Exploring the conformational dynamics of functional RNA molecules by ultrafast time-resolved spectroscopy

RNA has the intrinsic property to adopt multiple conformations through very fast independent as well as coupled motions. Resolving the high-resolution structures of dynamically inter-converting states is a major challenge for traditional biophysical techniques such as NMR spectroscopy and X-ray crystallography which provide an averaged structure of well folded conformations. It has been shown that the presence of multiple conformations contributes to the ruggedness of the RNA energy landscape, and the functionally relevant conformations could be less populated or transiently present in the ensemble of structure.
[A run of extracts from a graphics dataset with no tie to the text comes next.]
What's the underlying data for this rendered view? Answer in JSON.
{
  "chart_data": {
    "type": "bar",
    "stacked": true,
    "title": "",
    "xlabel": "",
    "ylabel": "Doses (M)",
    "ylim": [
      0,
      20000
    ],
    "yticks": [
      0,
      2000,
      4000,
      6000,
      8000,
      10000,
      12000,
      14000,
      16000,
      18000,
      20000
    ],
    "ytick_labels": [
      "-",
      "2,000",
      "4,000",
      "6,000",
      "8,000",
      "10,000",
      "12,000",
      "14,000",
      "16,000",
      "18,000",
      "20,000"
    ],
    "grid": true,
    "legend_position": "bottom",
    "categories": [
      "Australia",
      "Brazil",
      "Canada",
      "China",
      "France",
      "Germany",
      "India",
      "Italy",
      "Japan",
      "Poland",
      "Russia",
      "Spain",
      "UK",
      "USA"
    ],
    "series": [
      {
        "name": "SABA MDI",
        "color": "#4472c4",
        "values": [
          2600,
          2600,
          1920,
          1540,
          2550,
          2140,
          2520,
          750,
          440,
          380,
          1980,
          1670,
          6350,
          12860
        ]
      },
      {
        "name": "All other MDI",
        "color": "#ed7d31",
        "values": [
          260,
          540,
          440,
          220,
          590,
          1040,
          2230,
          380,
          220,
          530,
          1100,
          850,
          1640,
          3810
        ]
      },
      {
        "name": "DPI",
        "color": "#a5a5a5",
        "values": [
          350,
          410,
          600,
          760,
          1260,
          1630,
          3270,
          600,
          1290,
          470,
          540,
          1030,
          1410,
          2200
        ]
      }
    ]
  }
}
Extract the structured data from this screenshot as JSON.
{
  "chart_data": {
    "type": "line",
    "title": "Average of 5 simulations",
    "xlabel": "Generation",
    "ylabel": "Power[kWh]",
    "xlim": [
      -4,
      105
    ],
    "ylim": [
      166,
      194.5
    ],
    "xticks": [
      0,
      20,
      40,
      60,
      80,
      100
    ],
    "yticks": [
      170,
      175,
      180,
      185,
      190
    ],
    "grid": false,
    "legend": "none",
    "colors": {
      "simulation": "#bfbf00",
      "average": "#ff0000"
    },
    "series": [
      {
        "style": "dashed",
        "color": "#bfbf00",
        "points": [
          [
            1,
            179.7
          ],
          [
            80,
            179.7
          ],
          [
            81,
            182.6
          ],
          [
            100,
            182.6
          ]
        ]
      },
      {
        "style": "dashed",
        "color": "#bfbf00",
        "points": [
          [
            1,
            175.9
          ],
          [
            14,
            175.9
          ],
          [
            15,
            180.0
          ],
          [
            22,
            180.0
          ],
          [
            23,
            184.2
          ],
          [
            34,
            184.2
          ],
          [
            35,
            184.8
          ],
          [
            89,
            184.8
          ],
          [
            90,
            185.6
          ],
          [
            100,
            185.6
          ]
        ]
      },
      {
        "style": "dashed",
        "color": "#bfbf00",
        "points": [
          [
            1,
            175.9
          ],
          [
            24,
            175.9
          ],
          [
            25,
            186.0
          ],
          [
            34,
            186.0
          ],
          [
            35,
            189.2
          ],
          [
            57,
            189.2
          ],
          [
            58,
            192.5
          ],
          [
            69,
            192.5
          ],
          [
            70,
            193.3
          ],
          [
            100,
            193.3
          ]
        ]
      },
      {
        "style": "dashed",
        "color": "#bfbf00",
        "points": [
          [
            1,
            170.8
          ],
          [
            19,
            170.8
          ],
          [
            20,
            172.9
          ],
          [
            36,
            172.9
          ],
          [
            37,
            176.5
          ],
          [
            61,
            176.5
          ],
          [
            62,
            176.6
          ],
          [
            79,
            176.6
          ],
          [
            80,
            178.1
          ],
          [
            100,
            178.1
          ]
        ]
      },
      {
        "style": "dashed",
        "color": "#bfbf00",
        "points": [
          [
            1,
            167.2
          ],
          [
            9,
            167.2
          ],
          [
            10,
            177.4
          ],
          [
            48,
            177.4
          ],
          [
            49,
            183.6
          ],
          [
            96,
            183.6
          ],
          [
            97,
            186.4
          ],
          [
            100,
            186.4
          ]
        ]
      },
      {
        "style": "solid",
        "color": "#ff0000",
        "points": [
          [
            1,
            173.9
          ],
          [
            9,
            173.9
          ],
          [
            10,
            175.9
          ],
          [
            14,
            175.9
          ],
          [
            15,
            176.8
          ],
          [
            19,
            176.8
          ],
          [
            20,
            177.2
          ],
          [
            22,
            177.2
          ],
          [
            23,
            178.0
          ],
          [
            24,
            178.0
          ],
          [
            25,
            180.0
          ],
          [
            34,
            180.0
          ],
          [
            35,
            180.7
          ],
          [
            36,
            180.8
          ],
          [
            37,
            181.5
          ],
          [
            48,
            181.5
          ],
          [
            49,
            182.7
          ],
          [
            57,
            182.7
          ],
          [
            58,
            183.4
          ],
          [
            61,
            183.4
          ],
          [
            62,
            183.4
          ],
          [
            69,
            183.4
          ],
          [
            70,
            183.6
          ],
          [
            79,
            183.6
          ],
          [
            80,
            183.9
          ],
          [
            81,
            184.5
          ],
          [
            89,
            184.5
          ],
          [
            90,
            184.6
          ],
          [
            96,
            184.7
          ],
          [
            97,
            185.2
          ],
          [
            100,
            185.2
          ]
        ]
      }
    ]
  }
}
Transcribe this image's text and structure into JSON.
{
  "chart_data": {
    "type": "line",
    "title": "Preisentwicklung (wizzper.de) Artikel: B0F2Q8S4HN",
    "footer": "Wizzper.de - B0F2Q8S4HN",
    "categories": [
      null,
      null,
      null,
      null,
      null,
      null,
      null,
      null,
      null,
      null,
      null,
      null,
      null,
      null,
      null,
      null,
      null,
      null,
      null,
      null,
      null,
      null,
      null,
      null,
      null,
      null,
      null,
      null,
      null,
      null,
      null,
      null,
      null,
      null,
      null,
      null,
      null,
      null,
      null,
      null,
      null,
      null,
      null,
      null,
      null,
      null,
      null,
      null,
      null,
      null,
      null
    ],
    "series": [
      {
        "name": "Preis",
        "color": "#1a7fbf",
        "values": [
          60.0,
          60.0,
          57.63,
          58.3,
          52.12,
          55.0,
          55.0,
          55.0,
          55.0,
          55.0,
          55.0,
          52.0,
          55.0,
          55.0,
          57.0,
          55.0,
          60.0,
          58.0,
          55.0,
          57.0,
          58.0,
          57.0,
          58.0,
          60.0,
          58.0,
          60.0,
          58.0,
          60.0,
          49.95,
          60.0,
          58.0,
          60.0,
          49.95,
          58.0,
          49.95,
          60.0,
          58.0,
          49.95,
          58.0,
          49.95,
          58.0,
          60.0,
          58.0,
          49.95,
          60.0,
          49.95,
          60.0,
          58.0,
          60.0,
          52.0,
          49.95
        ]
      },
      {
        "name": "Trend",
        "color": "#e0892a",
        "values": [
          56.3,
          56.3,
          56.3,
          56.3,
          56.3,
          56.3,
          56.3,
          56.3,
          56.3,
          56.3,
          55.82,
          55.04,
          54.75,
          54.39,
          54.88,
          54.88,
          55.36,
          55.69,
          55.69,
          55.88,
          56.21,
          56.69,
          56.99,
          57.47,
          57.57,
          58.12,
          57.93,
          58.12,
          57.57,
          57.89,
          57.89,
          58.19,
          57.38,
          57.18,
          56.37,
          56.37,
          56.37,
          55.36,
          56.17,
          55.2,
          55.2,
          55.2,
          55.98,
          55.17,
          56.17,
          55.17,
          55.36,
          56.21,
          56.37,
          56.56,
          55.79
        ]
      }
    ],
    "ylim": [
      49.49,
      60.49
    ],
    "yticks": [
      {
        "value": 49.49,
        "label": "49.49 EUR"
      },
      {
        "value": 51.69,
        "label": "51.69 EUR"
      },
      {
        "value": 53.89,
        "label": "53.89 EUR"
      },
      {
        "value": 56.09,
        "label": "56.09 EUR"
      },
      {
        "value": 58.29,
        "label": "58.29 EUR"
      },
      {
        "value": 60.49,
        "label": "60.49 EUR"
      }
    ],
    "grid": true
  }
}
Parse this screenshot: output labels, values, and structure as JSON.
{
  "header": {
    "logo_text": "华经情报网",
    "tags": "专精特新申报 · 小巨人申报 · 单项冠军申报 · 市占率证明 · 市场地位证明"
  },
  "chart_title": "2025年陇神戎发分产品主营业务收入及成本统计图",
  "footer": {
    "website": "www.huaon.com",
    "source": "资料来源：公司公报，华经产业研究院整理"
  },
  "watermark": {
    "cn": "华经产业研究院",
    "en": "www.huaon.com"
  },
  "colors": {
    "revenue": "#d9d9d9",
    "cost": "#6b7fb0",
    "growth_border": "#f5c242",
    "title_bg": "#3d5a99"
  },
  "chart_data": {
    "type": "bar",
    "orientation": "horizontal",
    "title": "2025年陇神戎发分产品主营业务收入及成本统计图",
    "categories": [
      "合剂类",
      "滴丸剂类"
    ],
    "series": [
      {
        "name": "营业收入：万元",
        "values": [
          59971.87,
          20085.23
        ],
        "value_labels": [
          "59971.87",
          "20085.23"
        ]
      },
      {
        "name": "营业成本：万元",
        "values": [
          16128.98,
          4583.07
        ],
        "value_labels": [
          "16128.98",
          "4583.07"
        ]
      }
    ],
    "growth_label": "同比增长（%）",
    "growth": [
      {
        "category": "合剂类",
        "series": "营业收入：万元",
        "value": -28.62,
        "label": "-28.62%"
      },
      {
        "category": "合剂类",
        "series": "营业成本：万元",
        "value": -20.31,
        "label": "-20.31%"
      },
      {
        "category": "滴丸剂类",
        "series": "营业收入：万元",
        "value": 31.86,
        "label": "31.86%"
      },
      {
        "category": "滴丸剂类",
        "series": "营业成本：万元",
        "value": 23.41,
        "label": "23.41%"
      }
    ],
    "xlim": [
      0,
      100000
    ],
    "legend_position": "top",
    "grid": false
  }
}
In two different RNA molecules; a ribozyme with an asymmetric internal loop and a protein binding RNA with a trinucleotide bulge, the conformational dynamics and the structure-function correlation are explored by time-resolved ultrafast fluorescence spectroscopy. Here, RNAs are labeled with one of the most extensively studied fluorescent nucleic acid probes 2-aminopurine, to probe the base stacking patterns in specific motifs in RNA. Base stacking interactions are the major stabilizing force in RNA and the base stacking motions contribute to the local dynamics in RNA. Chapter 1 reviews the broad picture of RNA beyond the static structures and the role of conformational dynamics in defining structure-function relationships in RNA. Chapter 2 explains the basic principles and experimental set-up of ultrafast spectroscopy approach used in our lab and a brief discussion of other spectroscopic techniques that complement the time-resolved spectroscopy. Chapter 3 discusses the conformational dynamics and heterogeneity of leadzyme. We observed a highly unique asymmetric loop structure in leadzyme that lacks orderliness in the catalytic loop. Chapter 4 reviews the heterogeneity of HIV-1 TAR RNA, where we probe the free and ligand bound TAR to capture any bound conformation in the free state that can lead to the proposal of a possible conformational capture mechanism in TAR-Tat recognition. Chapter 5 summarizes our findings and the future prospects of employing time-resolved approach to study the dynamics of biomolecules. In conclusion, we observed RNA as an ensemble of structures in different structural context rather than a single rigid static structure.